Em vez de adaptar diretamente a campanha de Geralt, Adventure Game procurou transformar em mecânicas aquilo que sempre definiu a experiência de ser um witcher.

Viajar pelo Continente.

Aceitar contratos.

Investigar acontecimentos misteriosos.

Enfrentar monstros.

Administrar recursos.

E tomar decisões durante a jornada.

Os jogadores podiam assumir o papel de Geralt de Rívia, Triss Merigold, Jaskier e Yarpen Zigrin, cada um com habilidades próprias e maneiras diferentes de enfrentar os desafios apresentados pelo tabuleiro.

Embora sua narrativa não introduzisse grandes acontecimentos inéditos para a cronologia da franquia, o jogo teve uma importância enorme.

Ele provou que The Witcher funcionava perfeitamente fora dos videogames.

Mais do que transportar personagens conhecidos para outro formato, Adventure Game mostrou que a essência da franquia podia ser traduzida para uma experiência de mesa sem perder sua identidade.
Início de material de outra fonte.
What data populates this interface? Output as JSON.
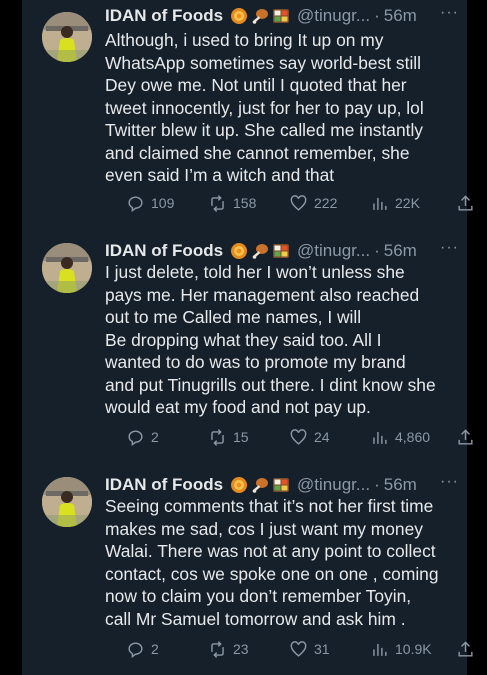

E, sem que muitos percebessem na época, abriu caminho para projetos muito mais ambiciosos que surgiriam nos anos seguintes.

The Witcher Game Aventure.

The Witcher: Old World mostrou um Continente que nunca vimos nos videogames

Se The Witcher Adventure Game abriu as portas para a franquia no universo dos jogos de tabuleiro, foi The Witcher: Old World que mostrou até onde esse formato poderia chegar.

Lançado em 2023 após uma campanha extremamente bem-sucedida no Kickstarter, o jogo rapidamente chamou atenção pelo enorme número de miniaturas, pela qualidade de produção e pelo sistema de combate baseado em cartas.

Mas seu maior mérito não está em nenhum desses aspectos.

O verdadeiro diferencial de Old World está na história que escolheu contar.

Enquanto os livros de Andrzej Sapkowski e os jogos da CD Projekt RED mostram um Continente em que os bruxos estão desaparecendo e os monstros se tornam cada vez mais raros, Old World volta centenas de anos no passado para uma época completamente diferente.

Uma era em que os witchers ainda eram numerosos.

As Escolas dos Bruxos estavam em pleno funcionamento.

Novos aprendizes eram treinados constantemente.

E os contratos contra monstros faziam parte da rotina do Continente.

Era, em outras palavras, o mundo para o qual os bruxos haviam sido criados.

Essa simples mudança cronológica permitiu explorar um período que sempre despertou curiosidade entre os fãs, mas que até então aparecia apenas em pequenas referências espalhadas pelos livros e pelos jogos eletrônicos.

The Witcher: Old World

A Era de Ouro dos Bruxos

Grande parte da história de The Witcher acompanha o declínio dos witchers.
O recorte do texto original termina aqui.